#BFW Esther Perbandt Spring Summer 2016 Collection
Esther Perbandt presented her SS16 collection “Tears for the Impatient” on the 08th of July 2015, the second show day of Mercedes- Benz Fashion Week Berlin. It was the second time the German designer got the chance to present her unisex collection on the main runway. Once more the show focused at a very special staging, intellectuality and finest craftsmanship. It is a collection for the cosmopolitan, confident wearer who prefers to dress timeless with a unique touch. Ageless. Maladjusted. “Tears for the Impatient” was supported by composer Sven Helbig. His sounds seemed gloomy and mysterious until a soprano illuminated the tent. Albeit the colour choice was dark, it was far away from being negative, but rather sophisticated and timeless. It did not follow any trends, but allowed the wearer to show his/her real character. Mainly night black, but also sheer white were presented. Those two hues were quite a few times paired in one outfit, stripes were often used.
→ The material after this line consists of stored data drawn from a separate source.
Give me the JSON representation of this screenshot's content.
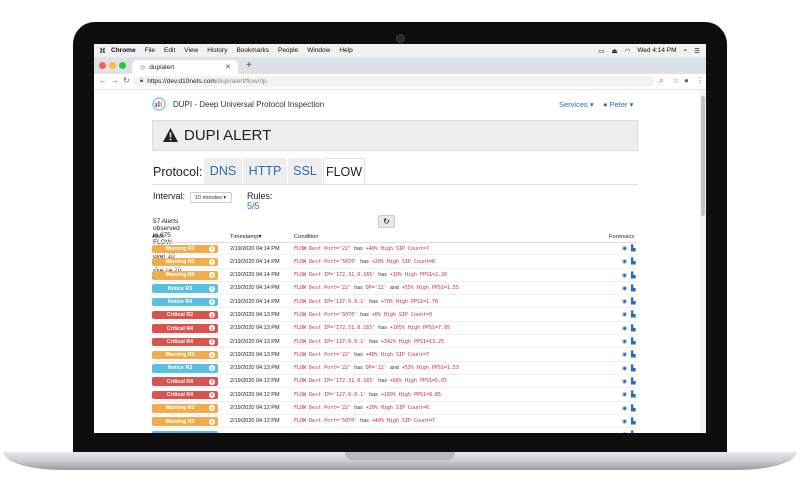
{
  "menubar": {
    "app": "Chrome",
    "items": [
      "File",
      "Edit",
      "View",
      "History",
      "Bookmarks",
      "People",
      "Window",
      "Help"
    ],
    "clock": "Wed 4:14 PM"
  },
  "browser": {
    "tab_title": "dupialert",
    "url_host": "https://dev.d10nets.com",
    "url_path": "/dupi/alert/flow/rlp"
  },
  "header": {
    "brand": "DUPI - Deep Universal Protocol Inspection",
    "services": "Services ▾",
    "user": "Peter ▾"
  },
  "alert_title": "DUPI ALERT",
  "protocol": {
    "label": "Protocol:",
    "tabs": [
      "DNS",
      "HTTP",
      "SSL",
      "FLOW"
    ],
    "active": "FLOW"
  },
  "interval": {
    "label": "Interval:",
    "value": "10 minutes ▾"
  },
  "rules": {
    "label": "Rules:",
    "value": "5/5"
  },
  "summary": "57 Alerts observed in 675 FLOW records over 10 minutes @4:14:20 PM",
  "table": {
    "headers": [
      "Alert",
      "Timestamp▾",
      "Condition",
      "Forensics"
    ],
    "rows": [
      {
        "badge": "Warning R2",
        "color": "#f0ad4e",
        "count": "3",
        "ts": "2/19/2020 04:14 PM",
        "c1": "FLOW Dest Port='22'",
        "j1": "has",
        "c2": "+40% High SIP Count=7",
        "j2": "",
        "c3": ""
      },
      {
        "badge": "Warning R2",
        "color": "#f0ad4e",
        "count": "3",
        "ts": "2/19/2020 04:14 PM",
        "c1": "FLOW Dest Port='5070'",
        "j1": "has",
        "c2": "+20% High SIP Count=6",
        "j2": "",
        "c3": ""
      },
      {
        "badge": "Warning R4",
        "color": "#f0ad4e",
        "count": "3",
        "ts": "2/19/2020 04:14 PM",
        "c1": "FLOW Dest IP='172.31.0.165'",
        "j1": "has",
        "c2": "+10% High PPS1=2.20",
        "j2": "",
        "c3": ""
      },
      {
        "badge": "Notice R3",
        "color": "#5bc0de",
        "count": "3",
        "ts": "2/19/2020 04:14 PM",
        "c1": "FLOW Dest Port='22'",
        "j1": "has",
        "c2": "DP='22'",
        "j2": "and",
        "c3": "+55% High PPS1=1.55"
      },
      {
        "badge": "Notice R4",
        "color": "#5bc0de",
        "count": "3",
        "ts": "2/19/2020 04:14 PM",
        "c1": "FLOW Dest IP='127.0.0.1'",
        "j1": "has",
        "c2": "+70% High PPS1=1.70",
        "j2": "",
        "c3": ""
      },
      {
        "badge": "Critical R2",
        "color": "#d9534f",
        "count": "3",
        "ts": "2/19/2020 04:13 PM",
        "c1": "FLOW Dest Port='5070'",
        "j1": "has",
        "c2": "+0% High SIP Count=0",
        "j2": "",
        "c3": ""
      },
      {
        "badge": "Critical R4",
        "color": "#d9534f",
        "count": "3",
        "ts": "2/19/2020 04:13 PM",
        "c1": "FLOW Dest IP='172.31.0.165'",
        "j1": "has",
        "c2": "+165% High PPS1=7.95",
        "j2": "",
        "c3": ""
      },
      {
        "badge": "Critical R4",
        "color": "#d9534f",
        "count": "3",
        "ts": "2/19/2020 04:13 PM",
        "c1": "FLOW Dest IP='127.0.0.1'",
        "j1": "has",
        "c2": "+342% High PPS1=13.25",
        "j2": "",
        "c3": ""
      },
      {
        "badge": "Warning R2",
        "color": "#f0ad4e",
        "count": "3",
        "ts": "2/19/2020 04:13 PM",
        "c1": "FLOW Dest Port='22'",
        "j1": "has",
        "c2": "+40% High SIP Count=7",
        "j2": "",
        "c3": ""
      },
      {
        "badge": "Notice R3",
        "color": "#5bc0de",
        "count": "3",
        "ts": "2/19/2020 04:13 PM",
        "c1": "FLOW Dest Port='22'",
        "j1": "has",
        "c2": "DP='22'",
        "j2": "and",
        "c3": "+53% High PPS1=1.53"
      },
      {
        "badge": "Critical R4",
        "color": "#d9534f",
        "count": "3",
        "ts": "2/19/2020 04:12 PM",
        "c1": "FLOW Dest IP='172.31.0.165'",
        "j1": "has",
        "c2": "+68% High PPS1=5.05",
        "j2": "",
        "c3": ""
      },
      {
        "badge": "Critical R4",
        "color": "#d9534f",
        "count": "3",
        "ts": "2/19/2020 04:12 PM",
        "c1": "FLOW Dest IP='127.0.0.1'",
        "j1": "has",
        "c2": "+160% High PPS1=8.85",
        "j2": "",
        "c3": ""
      },
      {
        "badge": "Warning R2",
        "color": "#f0ad4e",
        "count": "3",
        "ts": "2/19/2020 04:12 PM",
        "c1": "FLOW Dest Port='22'",
        "j1": "has",
        "c2": "+20% High SIP Count=6",
        "j2": "",
        "c3": ""
      },
      {
        "badge": "Warning R2",
        "color": "#f0ad4e",
        "count": "3",
        "ts": "2/19/2020 04:12 PM",
        "c1": "FLOW Dest Port='5070'",
        "j1": "has",
        "c2": "+40% High SIP Count=7",
        "j2": "",
        "c3": ""
      },
      {
        "badge": "",
        "color": "#5bc0de",
        "count": "",
        "ts": "",
        "c1": "",
        "j1": "",
        "c2": "",
        "j2": "",
        "c3": ""
      }
    ]
  }
}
The message behind this is clearly visible: focus on the personality, rather than on clothes. Moreover it could be seen as a creative play with various tempi, for instance impatiently tolerating slowness or accepting the fact some processes have their own rhythm. Cut- wise, it stayed graphic, but also asymmetrical tendencies could be noticed. Esther Perbandts’ pieces swirled around the body and therefore contributed to the feelgood factor of the wearer. It was compelling to observe Perbandts’ creations, as each of them had its very own style.
You might say standards were broken, to be created anew by her. She constantly dismantled, destroyed and newly created those pieces. With Esthers’ energy, it won’t get boring. Various materials were often paired in one look: finest cotton met denim, soft wool and cotton- jersey were used as well. As models, characters were chosen. The designer focused at authenticity. The hair was worn straight back with side parting, the make- up was kept clean. As eye- catcher, mascara was sometimes worn blurred.
In addition to those looks, black brogues were often worn.